The opposition need not field a purely partisan candidate destined for certain defeat. Instead, they can actively court, endorse, and build a coalition around a courageous, independent-minded NRM candidate or a respected legal institutionalist willing to contest as an independent in the Speaker race. By exploiting internal anxieties through the constitutional and procedural guarantee of a secret ballot in the election of the Speaker, the opposition can galvanize a cross-party alliance of legislators eager to reclaim parliamentary independence from military and executive dictation.
- Make Universal Prosecution the Clarion Call
The opposition must shift the national narrative from the vulnerabilities of an individual to a systemic demand for uniform rule of law. The clarion call must be unambiguous: the full, transparent prosecution of all implicated culprits.
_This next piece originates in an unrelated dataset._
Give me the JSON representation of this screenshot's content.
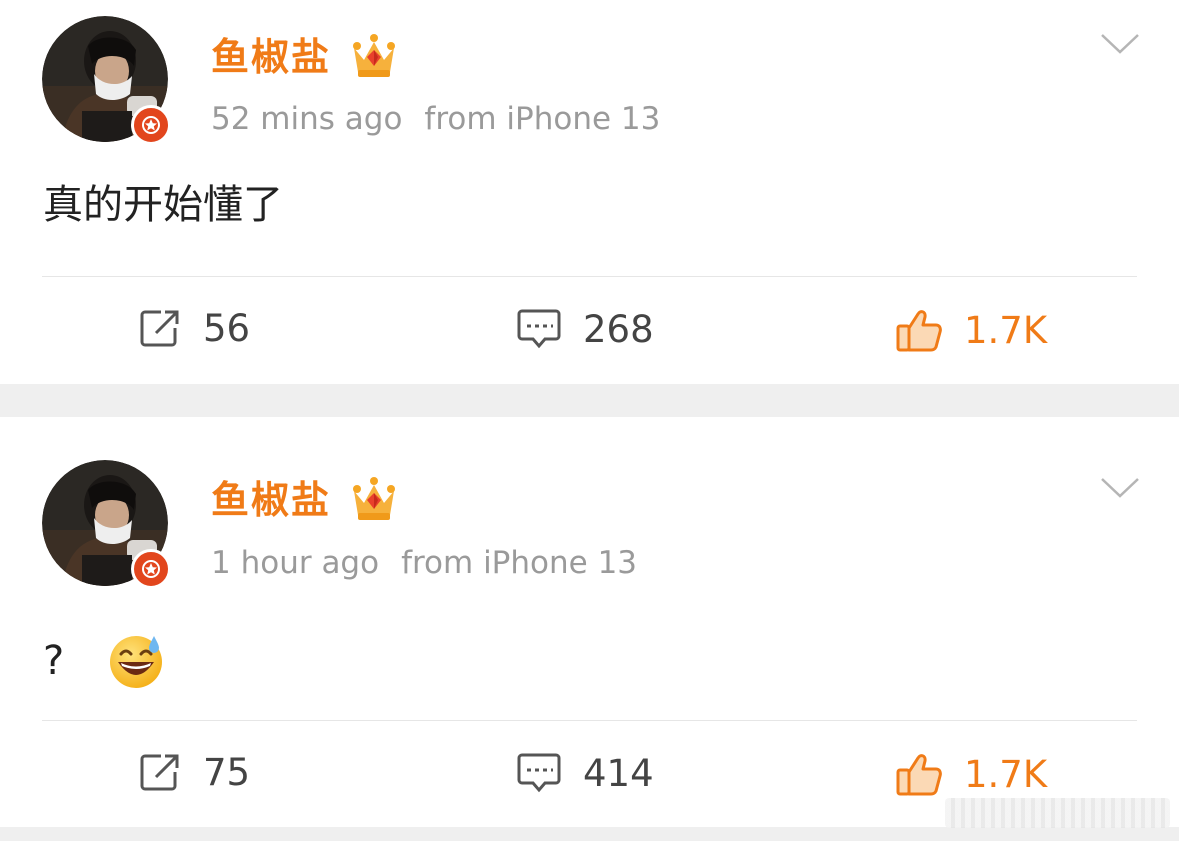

The recovery of massive, unmapped cash reserves from a leader’s residence triggers immediate public outrage. While establishing strict criminal convictions for illicit enrichment under Section 31 of the Anti-Corruption Act or money laundering under the Anti-Money Laundering Act (AMLA) requires proving the underlying offense and navigating shifting evidentiary burdens, the state has shown it can move swiftly when motivated.
The opposition must demand that this standard be universally applied. If the state is genuinely fighting corruption, lifestyle audits, asset tracing, wealth declarations, residential searches, and forensic audits currently deployed against the outgoing Speaker must be extended to all. Demanding equal enforcement exposes the selective nature of the current crackdown and prevents the regime from using anti-corruption rhetoric as a tool for selective political containment and fixing the Speaker race.
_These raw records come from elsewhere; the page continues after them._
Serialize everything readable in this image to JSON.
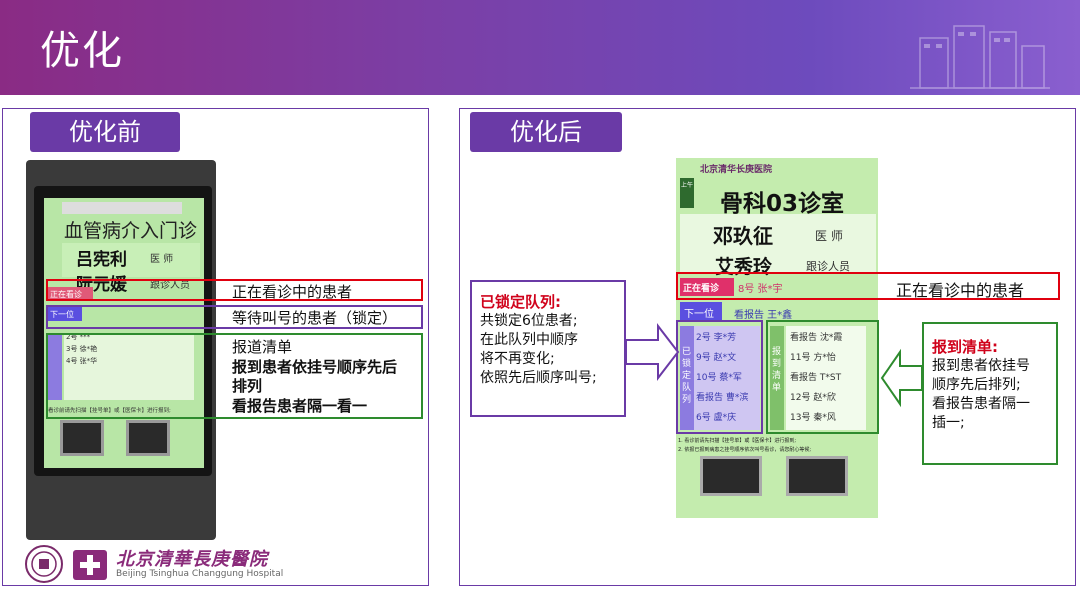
{
  "header": {
    "title": "优化"
  },
  "before": {
    "tag": "优化前",
    "screen": {
      "title": "血管病介入门诊",
      "doctor_name": "吕宪利",
      "doctor_role": "医 师",
      "assistant_name": "阮元媛",
      "assistant_role": "跟诊人员",
      "now_label": "正在看诊",
      "next_label": "下一位",
      "queue": [
        "2号 ***",
        "3号 徐*艳",
        "4号 张*华"
      ],
      "footer": "看诊前请先扫描【挂号单】或【医保卡】进行报到;"
    },
    "notes": {
      "now": "正在看诊中的患者",
      "next": "等待叫号的患者（锁定）",
      "report_title": "报道清单",
      "report_line1": "报到患者依挂号顺序先后",
      "report_line2": "排列",
      "report_line3": "看报告患者隔一看一"
    }
  },
  "after": {
    "tag": "优化后",
    "screen": {
      "hospital": "北京清华长庚医院",
      "room": "骨科03诊室",
      "doctor_name": "邓玖征",
      "doctor_role": "医 师",
      "assistant_name": "艾秀玲",
      "assistant_role": "跟诊人员",
      "corner_tag": "上午",
      "now_label": "正在看诊",
      "now_patient": "8号 张*宇",
      "next_label": "下一位",
      "next_patient": "看报告 王*鑫",
      "locked_label": "已锁定队列",
      "locked": [
        "2号 李*芳",
        "9号 赵*文",
        "10号 蔡*军",
        "看报告 曹*滨",
        "6号 盧*庆"
      ],
      "report_label": "报到清单",
      "report": [
        "看报告 沈*霞",
        "11号 方*怡",
        "看报告 T*ST",
        "12号 赵*欣",
        "13号 秦*风"
      ],
      "foot1": "1. 看诊前请先扫描【挂号单】或【医保卡】进行报到;",
      "foot2": "2. 依报已报到病患之挂号顺序依次叫号看诊，请您耐心等候;"
    },
    "now_note": "正在看诊中的患者",
    "lock_callout": {
      "title": "已锁定队列:",
      "lines": [
        "共锁定6位患者;",
        "在此队列中顺序",
        "将不再变化;",
        "依照先后顺序叫号;"
      ]
    },
    "report_callout": {
      "title": "报到清单:",
      "lines": [
        "报到患者依挂号",
        "顺序先后排列;",
        "看报告患者隔一",
        "插一;"
      ]
    }
  },
  "logo": {
    "chinese": "北京清華長庚醫院",
    "english": "Beijing Tsinghua Changgung Hospital"
  },
  "colors": {
    "purple": "#6a3aa6",
    "red": "#e0000f",
    "green": "#2e8b2e",
    "screen_green": "#b8e6a6"
  }
}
- Champion Legislative Decoupling
The current crisis provides the ultimate justification for a comprehensive Parliamentary Reform Bill. The opposition must lead the charge to strip the Office of the Speaker of the immense, unilateral financial patronage and budgetary discretion that has turned the position into a toxic prize and an executive target. By tabling structural reforms to insulate oversight committees such as COSASE and PAC, and demanding total transparency in parliamentary expenditure, the opposition can channel public outrage into lasting institutional safeguards.
Conclusion
Ugandans are weary of a political landscape where accountability is only delivered as a byproduct of elite betrayal and “use-and-dump” calculations. The national anger generated by the exposure of systemic rot in the 11th Parliament must not be squandered or allowed to be co-opted by those who tolerated, built, or maintained the patronage network in the first place.
The current crisis presents an opportunity that transcends the woes of any individual politician. If the opposition can rise above its paralyzing cynicism, stand firmly behind the constitutional independence of the legislature, and construct a broad anti-corruption consensus with courageous independent reformers, a new path becomes possible. The battle for the 12th Parliament must not be about which faction of the ruling establishment has the upper hand; it must be about dismantling the parchment barriers that protect the corrupt and beginning the arduous work of building a truly accountable, corruption-free Uganda. The writer is a Senior Advocate and former Minister.